There are measurements and tools that agencies use to evaluate who is a good prospect for a return to self-sufficiency and who is unlikely to achieve that. It helps focus where to use scarce resources where they will have the best prospects for success and do the most good over the long haul.

But sometimes people who are downtrodden defy those measurements and beat what seem to be overwhelming odds against them. Cree Paul, now a Community Health Worker in SNAP’s Ride to Health transportation program is one such individual.

Born into an unloving and physically and emotionally abusive household, Cree ended up bouncing around the foster care system most of her young life. She became pregnant at a young age, suffered more physical abuse, this time from her baby’s father, and ended up homeless. Sometimes she found shelter with the Union Gospel Mission, sometimes at Alexandria’s House run by the Volunteers of America.

“I was a lost cause to everyone,” Cree says. “Including myself.”

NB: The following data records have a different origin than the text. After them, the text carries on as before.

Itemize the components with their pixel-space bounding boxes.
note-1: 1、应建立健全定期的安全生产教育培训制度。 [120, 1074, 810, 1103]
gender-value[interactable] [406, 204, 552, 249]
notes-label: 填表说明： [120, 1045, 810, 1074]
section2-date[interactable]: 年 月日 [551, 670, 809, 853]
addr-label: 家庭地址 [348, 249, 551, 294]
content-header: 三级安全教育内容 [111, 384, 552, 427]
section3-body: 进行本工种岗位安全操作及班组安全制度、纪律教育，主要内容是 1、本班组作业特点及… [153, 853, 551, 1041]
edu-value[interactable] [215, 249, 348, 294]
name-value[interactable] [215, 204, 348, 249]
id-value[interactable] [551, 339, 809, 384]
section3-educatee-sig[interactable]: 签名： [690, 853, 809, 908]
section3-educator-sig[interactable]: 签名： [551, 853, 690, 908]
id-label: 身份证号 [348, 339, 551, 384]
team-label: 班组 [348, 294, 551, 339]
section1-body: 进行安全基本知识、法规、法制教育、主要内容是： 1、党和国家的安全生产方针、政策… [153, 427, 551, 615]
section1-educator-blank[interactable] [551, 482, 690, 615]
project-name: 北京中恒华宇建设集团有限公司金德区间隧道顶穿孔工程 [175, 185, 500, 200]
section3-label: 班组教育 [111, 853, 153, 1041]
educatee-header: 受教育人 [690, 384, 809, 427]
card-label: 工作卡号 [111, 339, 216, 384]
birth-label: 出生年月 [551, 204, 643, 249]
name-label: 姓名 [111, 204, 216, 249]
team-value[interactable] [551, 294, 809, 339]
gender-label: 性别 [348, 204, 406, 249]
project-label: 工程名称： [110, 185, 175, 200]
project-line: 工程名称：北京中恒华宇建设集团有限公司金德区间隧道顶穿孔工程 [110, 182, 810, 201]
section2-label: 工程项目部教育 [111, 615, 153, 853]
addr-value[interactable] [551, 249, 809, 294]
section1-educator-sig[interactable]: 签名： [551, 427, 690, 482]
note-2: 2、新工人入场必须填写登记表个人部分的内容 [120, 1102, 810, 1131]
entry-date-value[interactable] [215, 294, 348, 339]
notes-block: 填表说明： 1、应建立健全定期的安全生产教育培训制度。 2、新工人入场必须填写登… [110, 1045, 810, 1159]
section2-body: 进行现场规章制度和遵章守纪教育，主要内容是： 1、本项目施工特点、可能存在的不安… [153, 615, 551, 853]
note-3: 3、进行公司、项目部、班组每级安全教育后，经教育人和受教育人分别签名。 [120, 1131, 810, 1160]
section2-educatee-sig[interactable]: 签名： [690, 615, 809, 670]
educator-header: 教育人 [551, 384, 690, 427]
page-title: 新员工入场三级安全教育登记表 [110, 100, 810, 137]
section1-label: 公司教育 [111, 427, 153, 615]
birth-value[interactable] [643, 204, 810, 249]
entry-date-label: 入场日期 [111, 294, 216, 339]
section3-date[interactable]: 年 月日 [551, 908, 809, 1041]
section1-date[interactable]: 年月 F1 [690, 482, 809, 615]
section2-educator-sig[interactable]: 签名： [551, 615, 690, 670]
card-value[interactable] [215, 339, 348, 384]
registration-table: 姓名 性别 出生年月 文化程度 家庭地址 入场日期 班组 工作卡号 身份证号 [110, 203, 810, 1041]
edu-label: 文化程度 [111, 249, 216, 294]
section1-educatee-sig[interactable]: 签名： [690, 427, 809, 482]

Then SNAP reached out to help her find the stable life she had never known. Through SNAP, Cree was placed in her first apartment and was able to take over rent payments within a year of being placed there. With help and coaching from SNAP, she put together a resume and found gainful employment. Through SNAP’s First-Time Homebuyer program, she put together a plan that resulted in her buying a home of her own, where she and her children have lived for the last two-and-a-half years.

What Cree got from SNAP was recognition of her value as a human being and a non-judgmental helping-hand and practical guidance that led to real life positive changes. She was also made welcome as a community health worker for SNAP’s Ride-to-Health program, where she has been serving clients since last December.

Teeming with confidence, Cree is very remarkably non-judgmental, supportive and talkative. When she provides a ride to a young single mother to a doctor’s appointment or someplace to get food supplies, she provides much more than just transportation. She listens, encourages, and offers her story as a way to impart useful advice and information about how to access basic needs: Where to find food and housing resources, how to talk to physicians about post-partum depression, how to advocate for one’s self when dealing with medical and other professionals.  

“When young mothers ride with me,” Cree says,” “They don’t get some silent Uber driver.”

The destination, for many, becomes a more secure sense of self with a more hopeful outlook. It represents, in very real terms, the kind of difference SNAP tries to create with every client interaction.

“More than anything else, SNAP gave me a sense of infinite worth,” says Cree. “I had never experienced that before.”

Cree represents the fulfillment of SNAP’s mission. She overcame the odds that were stacked against her, and with a strong will and wraparound support from a multitude of SNAP programs. Now, she is in a position where she is stable and thriving and able to recognize the infinite worth in others.